The case we are dealing with today is a Debian server, version 5.0.3 (etch), which used encode LATIN1 as default encoding when installed and configured the Postgresql, and not let me create a database with UTF-8 encode, showing following error:
debian:~# su postgres -c 'createdb teste3 -E UTF-8' createdb: database creation failed: ERROR: encoding UTF8 does not match server's locale en_US DETAIL: The server's LC_CTYPE setting requires encoding LATIN1.
When Postgresql runs first time are created a cluster using default system encode, and after that, we can’t change cluster encoding. The default cluster are know as ‘main’.
In case of this Debian server, the default encode was configured to en_US, what for Debian means en_US.ISO-8859-1. By default in Debian Lenny, in my new instalations, system uses en_US.UTF-8 as default encoding, so, this server was probably an Debian Etch upgraded to Debian Lenny
After some research, I discovered that, after configure the server encode to use UTF-8, I can create a new cluster with UTF-8 support.
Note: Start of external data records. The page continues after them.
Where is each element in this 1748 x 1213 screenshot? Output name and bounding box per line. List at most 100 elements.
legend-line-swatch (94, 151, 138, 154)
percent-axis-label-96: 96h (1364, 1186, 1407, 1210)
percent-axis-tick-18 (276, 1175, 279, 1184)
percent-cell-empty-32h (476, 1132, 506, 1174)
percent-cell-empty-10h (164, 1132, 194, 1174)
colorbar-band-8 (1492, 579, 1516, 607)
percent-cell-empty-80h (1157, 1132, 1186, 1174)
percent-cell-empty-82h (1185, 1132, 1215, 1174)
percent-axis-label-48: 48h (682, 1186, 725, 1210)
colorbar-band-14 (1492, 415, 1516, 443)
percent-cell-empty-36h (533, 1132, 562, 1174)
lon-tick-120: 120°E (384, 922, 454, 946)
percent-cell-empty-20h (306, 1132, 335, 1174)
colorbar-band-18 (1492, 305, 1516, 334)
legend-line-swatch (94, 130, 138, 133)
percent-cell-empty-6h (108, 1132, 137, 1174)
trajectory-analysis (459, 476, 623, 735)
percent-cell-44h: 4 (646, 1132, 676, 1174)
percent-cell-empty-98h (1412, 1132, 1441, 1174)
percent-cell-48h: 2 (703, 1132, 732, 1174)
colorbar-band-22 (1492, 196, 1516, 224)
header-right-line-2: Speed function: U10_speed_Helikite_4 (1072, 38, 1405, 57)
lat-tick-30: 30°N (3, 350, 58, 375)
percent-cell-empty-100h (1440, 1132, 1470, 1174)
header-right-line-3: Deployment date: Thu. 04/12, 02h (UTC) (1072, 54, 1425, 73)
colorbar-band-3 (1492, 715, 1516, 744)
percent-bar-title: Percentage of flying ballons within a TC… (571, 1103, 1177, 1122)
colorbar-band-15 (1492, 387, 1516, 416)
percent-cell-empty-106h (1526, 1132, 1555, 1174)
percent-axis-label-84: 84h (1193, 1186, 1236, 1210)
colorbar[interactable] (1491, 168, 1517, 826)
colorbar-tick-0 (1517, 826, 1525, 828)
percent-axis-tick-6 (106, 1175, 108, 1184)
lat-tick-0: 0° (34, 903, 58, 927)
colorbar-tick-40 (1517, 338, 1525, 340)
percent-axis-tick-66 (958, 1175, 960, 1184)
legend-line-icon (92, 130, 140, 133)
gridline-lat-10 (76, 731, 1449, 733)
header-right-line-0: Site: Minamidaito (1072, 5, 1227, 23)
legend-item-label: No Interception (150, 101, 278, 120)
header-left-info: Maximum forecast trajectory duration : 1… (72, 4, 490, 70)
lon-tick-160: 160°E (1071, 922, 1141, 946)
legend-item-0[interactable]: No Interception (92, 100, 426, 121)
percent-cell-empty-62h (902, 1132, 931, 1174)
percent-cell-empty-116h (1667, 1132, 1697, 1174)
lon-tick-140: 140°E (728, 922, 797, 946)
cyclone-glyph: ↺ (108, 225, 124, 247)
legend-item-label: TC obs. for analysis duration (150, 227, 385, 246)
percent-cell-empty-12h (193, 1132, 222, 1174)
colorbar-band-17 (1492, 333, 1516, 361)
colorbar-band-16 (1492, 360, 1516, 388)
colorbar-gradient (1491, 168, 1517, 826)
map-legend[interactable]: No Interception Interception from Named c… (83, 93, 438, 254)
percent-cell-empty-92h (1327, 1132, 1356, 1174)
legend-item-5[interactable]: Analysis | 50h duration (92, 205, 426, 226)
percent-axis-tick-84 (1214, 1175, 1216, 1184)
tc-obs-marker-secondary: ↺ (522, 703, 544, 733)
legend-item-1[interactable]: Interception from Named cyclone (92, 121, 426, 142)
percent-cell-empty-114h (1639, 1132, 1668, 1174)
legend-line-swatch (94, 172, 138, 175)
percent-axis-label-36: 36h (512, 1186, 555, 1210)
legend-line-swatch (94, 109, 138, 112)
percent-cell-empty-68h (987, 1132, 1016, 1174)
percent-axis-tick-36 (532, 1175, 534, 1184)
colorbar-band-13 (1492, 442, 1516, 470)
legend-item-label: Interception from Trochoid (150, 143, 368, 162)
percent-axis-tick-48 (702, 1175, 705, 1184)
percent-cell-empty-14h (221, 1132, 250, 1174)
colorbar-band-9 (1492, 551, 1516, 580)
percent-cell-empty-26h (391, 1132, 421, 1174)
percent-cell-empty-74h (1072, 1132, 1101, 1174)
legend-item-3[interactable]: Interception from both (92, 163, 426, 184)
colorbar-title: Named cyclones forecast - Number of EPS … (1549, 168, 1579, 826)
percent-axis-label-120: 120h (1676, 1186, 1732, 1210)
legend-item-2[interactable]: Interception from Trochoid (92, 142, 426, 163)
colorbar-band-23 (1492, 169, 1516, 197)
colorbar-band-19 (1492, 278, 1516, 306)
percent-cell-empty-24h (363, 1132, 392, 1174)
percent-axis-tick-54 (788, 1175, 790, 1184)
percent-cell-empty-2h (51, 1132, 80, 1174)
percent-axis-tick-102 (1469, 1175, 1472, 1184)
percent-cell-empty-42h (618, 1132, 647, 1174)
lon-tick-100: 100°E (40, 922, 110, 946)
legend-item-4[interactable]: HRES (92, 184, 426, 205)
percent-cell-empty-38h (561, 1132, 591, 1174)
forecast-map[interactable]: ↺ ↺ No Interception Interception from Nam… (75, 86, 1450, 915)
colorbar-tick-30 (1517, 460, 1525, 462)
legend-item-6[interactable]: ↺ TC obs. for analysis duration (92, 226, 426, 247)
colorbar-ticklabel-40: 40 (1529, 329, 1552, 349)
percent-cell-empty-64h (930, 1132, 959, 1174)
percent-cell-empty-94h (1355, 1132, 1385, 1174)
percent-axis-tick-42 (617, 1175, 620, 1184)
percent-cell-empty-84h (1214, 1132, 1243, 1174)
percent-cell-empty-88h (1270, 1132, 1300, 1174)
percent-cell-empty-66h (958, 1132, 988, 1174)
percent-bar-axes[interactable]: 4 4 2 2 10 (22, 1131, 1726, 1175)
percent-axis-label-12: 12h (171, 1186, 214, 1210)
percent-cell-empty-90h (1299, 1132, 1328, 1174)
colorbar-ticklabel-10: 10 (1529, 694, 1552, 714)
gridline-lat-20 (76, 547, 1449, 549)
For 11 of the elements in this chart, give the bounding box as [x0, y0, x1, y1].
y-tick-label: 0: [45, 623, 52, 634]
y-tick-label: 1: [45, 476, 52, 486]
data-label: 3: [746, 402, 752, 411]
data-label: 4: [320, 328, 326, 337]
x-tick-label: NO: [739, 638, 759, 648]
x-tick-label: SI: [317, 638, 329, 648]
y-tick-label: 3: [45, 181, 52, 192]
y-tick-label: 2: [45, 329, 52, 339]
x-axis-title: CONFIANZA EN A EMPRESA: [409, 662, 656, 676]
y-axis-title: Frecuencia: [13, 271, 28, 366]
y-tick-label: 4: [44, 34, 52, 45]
See the walktrough:
- Creating a new cluster: Create a new cluster is a very simple operation:
debian:~# pg_createcluster 8.3 utf8_cluster Creating new cluster (configuration: /etc/postgresql/8.3/utf8_cluster, data: /var/lib/postgresql/8.3/utf8_cluster)... Moving configuration file /var/lib/postgresql/8.3/utf8_cluster/postgresql.conf to /etc/postgresql/8.3/utf8_cluster... Moving configuration file /var/lib/postgresql/8.3/utf8_cluster/pg_hba.conf to /etc/postgresql/8.3/utf8_cluster... Moving configuration file /var/lib/postgresql/8.3/utf8_cluster/pg_ident.conf to /etc/postgresql/8.3/utf8_cluster... Configuring postgresql.conf to use port 5433... debian:~# /etc/init.d/postgresql-8.3 restart
The cluster runs on first free port after 5432, unless that you specify. Do a Postgresql restart to take effect.
- Creating the user: Now, create the user to access database, I recommend that you use same username and password for user, and, set your authentication for trust on cluster’s pg_hba.conf:
debian:~# su postgres -c "createuser -P pyuser -p 5433" Enter password for new role: Enter it again: Shall the new role be a superuser? (y/n) n Shall the new role be allowed to create databases? (y/n) n Shall the new role be allowed to create more new roles? (y/n) n
- Populating new databases: Now you move databases to new cluster. First, you createdb and after run a pg_dump | psql to dump and populate database very fast, but be careful with ports:
debian:~# su postgres -c "createdb teste3 -e -p 5433 -O pyuser" CREATE DATABASE teste3 OWNER pyuser;
Now list the databases:
debian:~# su postgres -c "psql -l -p 5433" List of databases Name | Owner | Encoding -----------+----------+---------- postgres | postgres | UTF8 template0 | postgres | UTF8 template1 | postgres | UTF8 teste3 | pyuser | UTF8 (4 rows)
After create database, dump and populate:
debian:~# pg_dump -U pyuser teste3 | psql -U pyuser -p 5433 teste3
- Configuring your application: That’s are one small part, just change settings of your application to connect on port 5433, or what you choose.
Do each step after creation of database for each database that you need to move, and have all working with UTF-8.